Rekompensaty za wzrost cen prądu dla firm i samorządów: szansa na konsensus z Komisją Europejską

Minister energii jest blisko uzgodnienia ostatecznego konsensusu z Komisją Europejską w sprawie rekompensat za ceny prądu - poinformował we wtorek premier Mateusz Morawiecki. Dodał, że dla gospodarstw domowych ceny będą utrzymane mniej więcej na poziomie poprzedniego roku.

2019-05-14, 15:07

Rekompensaty za wzrost cen prądu dla firm i samorządów: szansa na konsensus z Komisją Europejską
Zdjęcie ilustracyjne.Foto: pixabay

Podczas wtorkowej konferencji po posiedzeniu rządu premier był pytany m.in. o ceny energii. Wskazał, że dla gospodarstw domowych "utrzymujemy mniej więcej ceny, które były na poziomie poprzedniego roku".

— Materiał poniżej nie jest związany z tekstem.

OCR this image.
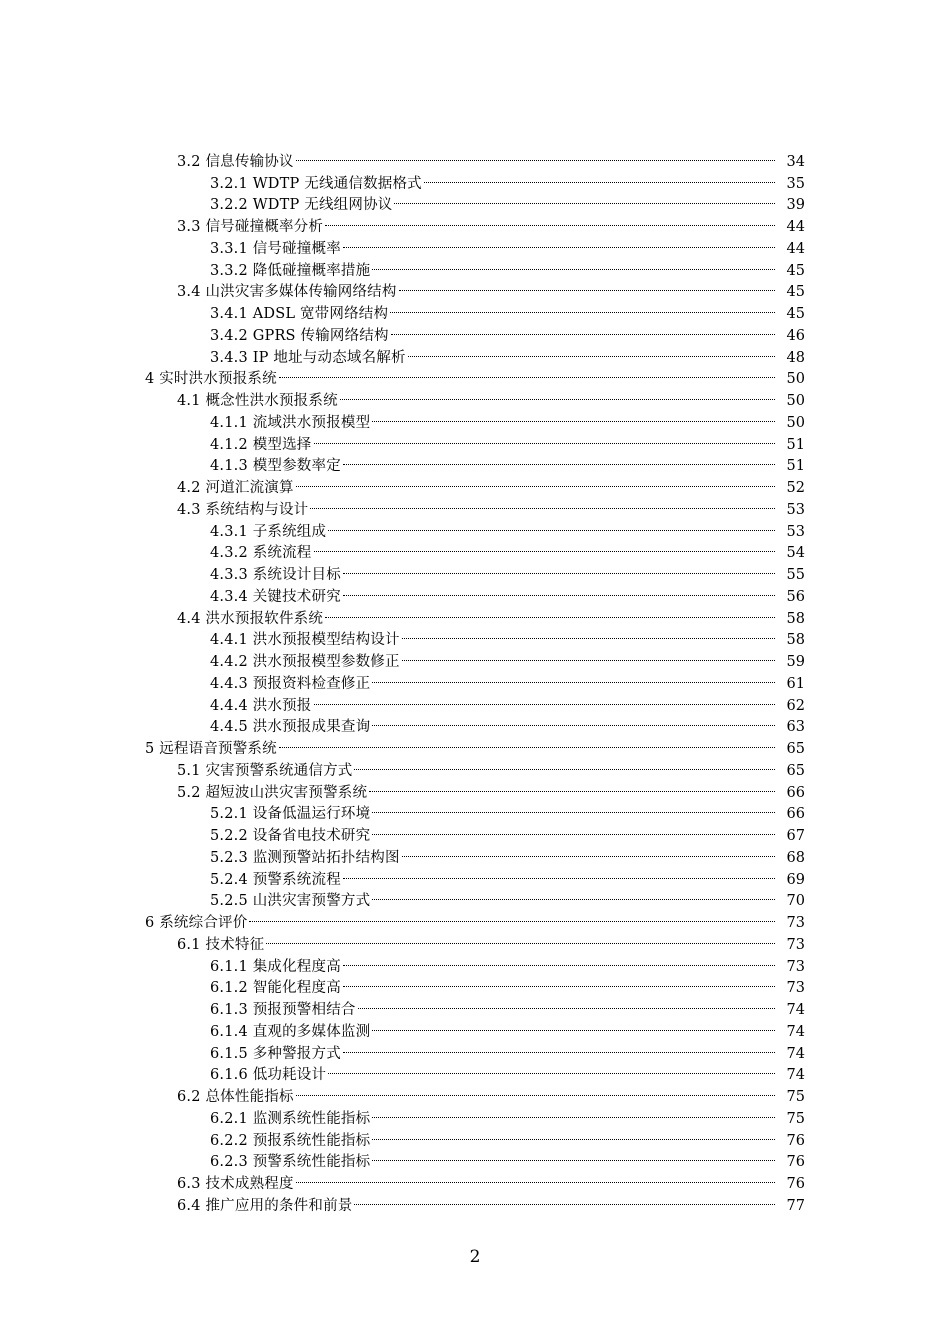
3.2 信息传输协议	34
3.2.1 WDTP 无线通信数据格式	35
3.2.2 WDTP 无线组网协议	39
3.3 信号碰撞概率分析	44
3.3.1 信号碰撞概率	44
3.3.2 降低碰撞概率措施	45
3.4 山洪灾害多媒体传输网络结构	45
3.4.1 ADSL 宽带网络结构	45
3.4.2 GPRS 传输网络结构	46
3.4.3 IP 地址与动态域名解析	48
4 实时洪水预报系统	50
4.1 概念性洪水预报系统	50
4.1.1 流域洪水预报模型	50
4.1.2 模型选择	51
4.1.3 模型参数率定	51
4.2 河道汇流演算	52
4.3 系统结构与设计	53
4.3.1 子系统组成	53
4.3.2 系统流程	54
4.3.3 系统设计目标	55
4.3.4 关键技术研究	56
4.4 洪水预报软件系统	58
4.4.1 洪水预报模型结构设计	58
4.4.2 洪水预报模型参数修正	59
4.4.3 预报资料检查修正	61
4.4.4 洪水预报	62
4.4.5 洪水预报成果查询	63
5 远程语音预警系统	65
5.1 灾害预警系统通信方式	65
5.2 超短波山洪灾害预警系统	66
5.2.1 设备低温运行环境	66
5.2.2 设备省电技术研究	67
5.2.3 监测预警站拓扑结构图	68
5.2.4 预警系统流程	69
5.2.5 山洪灾害预警方式	70
6 系统综合评价	73
6.1 技术特征	73
6.1.1 集成化程度高	73
6.1.2 智能化程度高	73
6.1.3 预报预警相结合	74
6.1.4 直观的多媒体监测	74
6.1.5 多种警报方式	74
6.1.6 低功耗设计	74
6.2 总体性能指标	75
6.2.1 监测系统性能指标	75
6.2.2 预报系统性能指标	76
6.2.3 预警系统性能指标	76
6.3 技术成熟程度	76
6.4 推广应用的条件和前景	77
2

Rząd samodzielnie zmniejszył akcyzę i opłatę przejściową

Podkreślił, że rząd, zgodnie z obietnicą, "zadział samodzielnie" tam, gdzie było to możliwe - "kosztem sporych ubytków w budżecie, a mianowicie związanych zarówno z redukcją akcyzy na energię elektryczną, jak również redukcją o 95 proc. opłaty przejściowej to kolejne ponad 1 mld zł, a także VAT od opłaty przejściowej oraz od akcyzy to 3,5 do 4 mld zł".

Wszystkie zmiany w taryfach wymagają akceptacji Komisji Europejskiej

Szef rządu zaznaczył, że wszelkie inne zmiany w taryfach cenowych podlegają zaopiniowaniu "i właściwie podlegają decyzji" Komisji Europejskiej.

"To dlatego minister Tchórzewski wielokrotnie był w Brukseli w ostatnim czasie i wielokrotnie rozmawiał o tym, wypracowując możliwy konsensus z odpowiednimi urzędnikami Komisji Europejskiej" - powiedział.

Polski minister energii blisko konsensusu z Komisją Europejską

Wskazał, że minister energii Krzysztof Tchórzewski jest blisko uzgodnienia "ostatecznego konsensusu w tej sprawie".

Problem z rekompensatami wzrostu cen energii dla firm energochłonnych i dla samorządów

"Ale jeszcze pewnie trzeba będzie odrobinę czasu poczekać w odniesieniu do przedsiębiorstw energochłonnych czy samorządów, jakie mechanizmy będą mogły być zastosowane. Żeby mogły być jednocześnie uznane za legalne w ramach prawa Unii Europejskiej" - podkreślił. Dodał, że rząd chce być "w zgodzie z prawem UE i wszelkie mechanizmy kompensacyjne i inne muszą być uzgodnione z KE".

Premier Morawiecki zapewnił, że tzw. taryfa-G, z której korzysta 13 mln gospodarstw domowych "jest bezpieczna, ponieważ ona nie podlega zgodzie ze strony KE".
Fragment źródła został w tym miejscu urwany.